【日本シリーズ】前哨対決はラミレス監督“勝利”

2017年10月28日 14時00分

上から目線っぽくラミレス監督の肩に手を置いて話す工藤監督(右)

 グラウンド外でも“ラミ流”が光った。28日開幕の日本シリーズの監督会議が27日、ヤフオクドームで行われた。DeNAのラミレス監督がソフトバンク・工藤監督とともに出席。工藤監督は同シリーズでの予告先発の導入の実施を提案するなどジャブを放ったが、ラミレス監督は受け入れずに拒否。前哨戦はサラリと受け流したDeNAに軍配が上がった。

 前哨戦はモノにした。頂上決戦の舞台でも“ラミ流”を貫いた。

 日本シリーズ開幕前日の監督会議でソフトバンク工藤監督がジャブを放つ。DeNA・ラミレス監督にシリーズでの予告先発を行うように提案すると、ラミレス監督は「できればナシでやらせてもらえれば」と即座に拒否。立て続けに敵将から「パ・リーグ(の本拠地)だけで行うのはどうか」と妥協案を提示されても、応じることはなかった。

 一歩も引かない。同席したソフトバンクの達川ヘッドコーチが会議終了後「一本取られたということじゃ」と口にした。
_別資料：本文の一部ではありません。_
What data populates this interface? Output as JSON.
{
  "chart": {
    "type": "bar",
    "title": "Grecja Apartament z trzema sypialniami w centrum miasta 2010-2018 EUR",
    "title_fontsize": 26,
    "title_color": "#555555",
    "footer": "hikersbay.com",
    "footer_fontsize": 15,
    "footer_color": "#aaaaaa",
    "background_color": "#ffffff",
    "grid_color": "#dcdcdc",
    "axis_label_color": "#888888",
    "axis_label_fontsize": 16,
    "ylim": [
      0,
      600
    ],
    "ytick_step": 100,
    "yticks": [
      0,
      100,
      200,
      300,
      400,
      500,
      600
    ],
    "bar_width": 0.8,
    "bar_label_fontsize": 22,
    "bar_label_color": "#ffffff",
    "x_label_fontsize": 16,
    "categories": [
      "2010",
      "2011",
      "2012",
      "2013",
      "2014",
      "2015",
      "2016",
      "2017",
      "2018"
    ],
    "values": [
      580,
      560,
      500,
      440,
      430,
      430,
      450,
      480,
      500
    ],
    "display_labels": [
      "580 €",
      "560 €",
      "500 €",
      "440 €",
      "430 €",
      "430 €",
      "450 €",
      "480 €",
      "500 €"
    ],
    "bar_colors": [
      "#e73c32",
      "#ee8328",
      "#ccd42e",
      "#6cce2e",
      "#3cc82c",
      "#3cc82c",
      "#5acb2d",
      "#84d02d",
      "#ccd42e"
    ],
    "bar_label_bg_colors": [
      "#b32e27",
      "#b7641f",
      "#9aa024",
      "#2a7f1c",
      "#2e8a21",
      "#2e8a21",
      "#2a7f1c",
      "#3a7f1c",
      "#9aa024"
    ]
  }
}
どちらに軍配が上がったかを物語っていた。

 クライマックスシリーズでは先発ローテに加わっていた今永と浜口を中継ぎ投入するなど「これぞ短期決戦」と呼べる見事なサプライズ起用で3位から勝ち上がった。

 情報を事前に与えてしまうことで持ち味を消されてしまっては、常勝軍団のソフトバンクを優位に立たせてしまう。だからこそ相手からの予告先発導入案を素直に受け入れるわけにはいかなかった。

 監督会見ではソフトバンクの印象について問われると「『ベリー・ストロング・チーム』であり『ベリー・コンプリート・チーム』。非常に強く完成されたチームだ。警戒すべき選手は何人もいる。簡単な戦いにはならないが、ベストを尽くす」とコメント。終始相手を持ち上げていたが、穏やかな表情とともに言葉を並べる姿からは強い自信も感じ取れた。

 そして最後は不敵な笑みを浮かべながら「今年の交流戦では我々と3試合しか戦っていないが、そのソフトバンク自体はレギュラーシーズンを1年間戦っている(のでデータはたっぷりある)。試合までしっかり時間を使って情報をつかんでいきたい」とも述べた。

 得意のデータ収集もすでに万全の様子。大舞台でも“ラミレスマジック”が冴え渡るか。